Harried or Employed
by Ann Bogle
Who is in charge of usage of prepositions in the "English" language—meaning the American language, development underway with its thirty words in spoken use among 600,000 to one million words dictionaried (-ied ending, adjective formed of a noun ending in y, z.B., harried OR enjoyed)—could it be Matt Bell? Do our published stories appear AT or IN or ON Internet journals? Are we using Internet journal to mean "not a website"? I distinguish print from Internet journals by listing publications as "in" and "at," respectively. Madison Smartt Bell's name was suggested in my tagging Matt, and Matt Potter's name was suggested as well. Whoah. Whoah is one of our thirty spoken words.

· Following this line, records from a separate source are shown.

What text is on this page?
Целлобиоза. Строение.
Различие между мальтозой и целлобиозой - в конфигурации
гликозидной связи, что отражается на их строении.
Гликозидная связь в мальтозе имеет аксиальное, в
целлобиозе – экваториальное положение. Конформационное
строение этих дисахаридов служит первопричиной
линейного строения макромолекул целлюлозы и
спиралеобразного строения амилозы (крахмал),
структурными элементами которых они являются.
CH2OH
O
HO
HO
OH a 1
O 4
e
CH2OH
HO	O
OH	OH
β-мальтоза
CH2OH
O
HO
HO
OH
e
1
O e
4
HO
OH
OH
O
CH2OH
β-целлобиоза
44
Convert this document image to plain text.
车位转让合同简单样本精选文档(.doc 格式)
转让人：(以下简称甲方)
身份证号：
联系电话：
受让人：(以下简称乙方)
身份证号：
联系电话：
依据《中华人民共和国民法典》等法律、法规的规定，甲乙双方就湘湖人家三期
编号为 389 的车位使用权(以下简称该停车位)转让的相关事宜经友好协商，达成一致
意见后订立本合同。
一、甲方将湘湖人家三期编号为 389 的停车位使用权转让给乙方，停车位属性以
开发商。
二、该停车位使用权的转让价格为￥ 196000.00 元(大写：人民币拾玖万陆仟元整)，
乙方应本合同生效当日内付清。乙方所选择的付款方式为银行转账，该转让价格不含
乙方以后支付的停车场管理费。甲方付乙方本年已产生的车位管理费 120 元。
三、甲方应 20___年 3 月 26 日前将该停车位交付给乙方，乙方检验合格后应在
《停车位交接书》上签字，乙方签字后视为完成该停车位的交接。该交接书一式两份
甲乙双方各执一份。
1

AP Style, spell out zero to ten and numbers that begin sentences; Stephen Hastings-King, spell out numerals expressed as one word; Chicago Style, spell out numbers under 100. English was inflected with three genders until gender disappeared in a shift to pronouns. Now pronouns are disappearing. Thirty words is understatement rather than sarcasm. Dr. George Trail in his Orwellian applied rhetoric: Irony is written sarcasm. Sarcasm is spoken irony: the opposite of what is meant. Catholic irony in fiction seems deeper and more related to theme. Protestant irony starts with P as do other þing.